Tripoli: la vie reprend ses droits dans les cafés et restaurants
A l’image d’un pays plongé dans le chaos depuis la chute du régime de Mouammar Kadhafi en 2011, la capitale libyenne a souffert des divisions politiques et des combats meurtriers, notamment après sa prise en août 2014 par la coalition de milices Fajr Libya.
A cela s’ajoute une crise économique marquée par la chute dramatique des exportations pétrolières, ressource principale du pays, la cherté de la vie, des retards dans les salaires et, depuis quelques mois, une crise de liquidités.
Depuis bientôt deux ans, les Tripolitains avaient même perdu leurs repères dans leur propre ville et avaient limité leurs déplacements et loisirs.
Mais depuis la conclusion en décembre au Maroc d’un accord politique sous l’égide de l’ONU qui a donné naissance à un gouvernement d’union nationale et l’installation de ce dernier en mars à Tripoli, l’humeur a changé dans la capitale libyenne.
Dès que les gens « se sentent en sécurité, ils investissent », explique à l’AFP Abdelqader al-Kanouni, président d’une association caritative.
Malgré les difficultés, la passion des Tripolitains pour le café et les lieux de restauration ne faiblit pas et ces établissements souffrent moins que d’autres de la crise. Leur main-d’oeuvre est essentiellement étrangère, moins coûteuse.
Le café est souvent importé d’Italie, ancienne puissance coloniale, de même que les machines ultramodernes au design épuré pour le préparer.
Les Libyens boivent du café « matin, midi et soir », dit Mohamad Aguili qui a ouvert il y a deux mois le « Harley Davidson Café », à la limite ouest de Tripoli, devant lequel huit motos aux chromes rutilants sont garées, tous les après-midis.
Il y a des cafés pour tous les budgets, explique-t-il.
Malgré les risques sécuritaires et économiques, il s’est lancé dans le projet. Dans les affaires, « il faut du courage. On se jette (dans l’aventure) et puis ça passe ou ça casse », dit-il.

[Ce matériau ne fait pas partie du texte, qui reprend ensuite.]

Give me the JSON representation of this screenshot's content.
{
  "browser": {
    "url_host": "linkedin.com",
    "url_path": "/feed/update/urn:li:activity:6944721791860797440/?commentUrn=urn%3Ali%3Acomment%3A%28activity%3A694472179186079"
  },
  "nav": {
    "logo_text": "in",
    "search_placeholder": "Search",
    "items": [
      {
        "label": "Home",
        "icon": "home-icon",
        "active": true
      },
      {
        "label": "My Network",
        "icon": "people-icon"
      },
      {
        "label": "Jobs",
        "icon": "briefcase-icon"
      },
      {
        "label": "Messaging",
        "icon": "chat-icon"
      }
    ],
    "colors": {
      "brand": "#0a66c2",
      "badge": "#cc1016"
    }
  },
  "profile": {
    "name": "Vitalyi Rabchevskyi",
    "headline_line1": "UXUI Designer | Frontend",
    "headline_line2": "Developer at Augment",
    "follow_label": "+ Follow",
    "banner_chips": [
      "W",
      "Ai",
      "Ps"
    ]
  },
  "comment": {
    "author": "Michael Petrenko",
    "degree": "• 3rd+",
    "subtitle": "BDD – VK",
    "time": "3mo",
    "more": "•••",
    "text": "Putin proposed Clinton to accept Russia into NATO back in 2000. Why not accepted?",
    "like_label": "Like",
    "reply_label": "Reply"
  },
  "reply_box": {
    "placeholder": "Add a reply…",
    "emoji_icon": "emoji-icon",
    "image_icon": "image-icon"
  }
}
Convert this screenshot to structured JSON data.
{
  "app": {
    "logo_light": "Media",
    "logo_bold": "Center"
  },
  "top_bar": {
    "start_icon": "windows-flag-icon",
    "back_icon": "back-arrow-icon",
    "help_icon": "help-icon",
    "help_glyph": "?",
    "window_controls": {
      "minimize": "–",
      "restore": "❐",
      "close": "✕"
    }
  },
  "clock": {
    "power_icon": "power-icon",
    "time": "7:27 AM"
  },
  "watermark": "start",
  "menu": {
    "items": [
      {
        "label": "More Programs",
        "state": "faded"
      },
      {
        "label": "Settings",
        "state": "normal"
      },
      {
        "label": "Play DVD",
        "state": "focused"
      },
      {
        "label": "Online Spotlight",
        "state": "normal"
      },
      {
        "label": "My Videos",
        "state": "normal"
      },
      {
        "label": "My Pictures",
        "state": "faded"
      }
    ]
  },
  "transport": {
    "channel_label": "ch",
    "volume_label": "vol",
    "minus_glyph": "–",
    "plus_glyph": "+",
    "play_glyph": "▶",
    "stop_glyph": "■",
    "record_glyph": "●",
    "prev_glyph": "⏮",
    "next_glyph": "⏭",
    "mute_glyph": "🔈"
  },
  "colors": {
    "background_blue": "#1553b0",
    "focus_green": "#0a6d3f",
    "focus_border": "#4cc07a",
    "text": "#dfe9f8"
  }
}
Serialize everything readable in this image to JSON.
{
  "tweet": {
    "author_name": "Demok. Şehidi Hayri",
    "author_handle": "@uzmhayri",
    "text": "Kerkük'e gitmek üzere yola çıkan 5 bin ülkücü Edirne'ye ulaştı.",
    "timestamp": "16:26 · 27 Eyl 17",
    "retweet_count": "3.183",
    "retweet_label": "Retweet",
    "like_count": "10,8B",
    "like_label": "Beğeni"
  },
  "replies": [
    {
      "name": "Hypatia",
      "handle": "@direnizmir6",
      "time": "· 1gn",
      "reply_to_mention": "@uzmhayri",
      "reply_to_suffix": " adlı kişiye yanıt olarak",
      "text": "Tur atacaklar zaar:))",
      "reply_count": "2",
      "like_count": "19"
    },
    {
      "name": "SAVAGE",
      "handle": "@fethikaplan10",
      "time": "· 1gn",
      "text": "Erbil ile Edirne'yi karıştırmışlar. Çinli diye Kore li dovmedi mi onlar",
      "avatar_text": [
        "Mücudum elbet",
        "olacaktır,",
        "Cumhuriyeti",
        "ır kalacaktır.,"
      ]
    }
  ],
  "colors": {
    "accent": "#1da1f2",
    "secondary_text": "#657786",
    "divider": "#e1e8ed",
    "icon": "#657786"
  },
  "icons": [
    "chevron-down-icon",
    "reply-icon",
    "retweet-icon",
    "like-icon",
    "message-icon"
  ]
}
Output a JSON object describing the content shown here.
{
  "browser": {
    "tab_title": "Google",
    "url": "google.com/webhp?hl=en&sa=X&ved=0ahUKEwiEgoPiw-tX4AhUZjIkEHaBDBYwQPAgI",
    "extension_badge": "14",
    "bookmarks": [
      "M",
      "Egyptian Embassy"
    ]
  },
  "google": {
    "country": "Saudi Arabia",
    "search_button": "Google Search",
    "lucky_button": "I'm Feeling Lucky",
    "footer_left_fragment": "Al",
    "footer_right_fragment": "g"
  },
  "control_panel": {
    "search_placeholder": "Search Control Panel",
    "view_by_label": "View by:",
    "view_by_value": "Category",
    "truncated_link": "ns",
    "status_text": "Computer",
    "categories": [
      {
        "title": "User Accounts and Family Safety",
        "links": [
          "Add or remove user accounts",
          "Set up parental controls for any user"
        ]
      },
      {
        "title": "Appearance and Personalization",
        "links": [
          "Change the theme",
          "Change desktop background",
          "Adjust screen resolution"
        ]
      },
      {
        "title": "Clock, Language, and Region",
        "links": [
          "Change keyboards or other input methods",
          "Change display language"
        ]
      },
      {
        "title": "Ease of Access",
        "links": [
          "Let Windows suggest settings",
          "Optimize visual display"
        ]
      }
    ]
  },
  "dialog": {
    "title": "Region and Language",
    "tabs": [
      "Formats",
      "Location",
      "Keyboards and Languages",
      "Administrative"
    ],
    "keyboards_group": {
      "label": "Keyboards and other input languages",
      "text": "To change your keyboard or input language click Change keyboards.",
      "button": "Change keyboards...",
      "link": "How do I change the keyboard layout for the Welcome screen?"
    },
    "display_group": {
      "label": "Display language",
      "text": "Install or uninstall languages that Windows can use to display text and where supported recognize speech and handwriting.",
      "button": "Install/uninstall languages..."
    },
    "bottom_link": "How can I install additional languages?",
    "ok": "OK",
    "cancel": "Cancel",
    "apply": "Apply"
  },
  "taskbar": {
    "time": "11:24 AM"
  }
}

Dans la section « Familles » du Café Veranda, célèbre pâtisserie de Tripoli qui a su préserver sa qualité même après le départ de son chef italien en 2011, les cousines Hind, Mira et Lamaan -maquillage et manucure parfaits, carrés de soie en guise de hijab- tentent de se faire entendre au-dessus du brouhaha.
A Tripoli, « les loisirs sont limités », assure Mira, 23 ans et étudiante en pharmacie. « Il y a les cafés, des heures sur Facebook ou les deux à la fois ».
Les cafés et les restaurants permettent « d’avoir un semblant » de vie sociale, dit Hind, 25 ans. « S’ils sont ouverts, c’est que tout va bien ». « Bombes ou crise économique, les gens continueront à boire du café ».
Ce qu’Abdelmuttaleb Twigiri, le patron du Toucan, résume d’une autre façon: « Nous voulons vivre ».
« Les Tripolitains se tordent mais ne cassent pas », dit-il fièrement. Un peu comme ces palmiers dattiers battus par les vents sur le front de mer devant son restaurant, plantés pour remplacer le haut mur, aujourd’hui détruit, que les fils Kadhafi avaient fait ériger pour bloquer l’accès à des kilomètres de plage.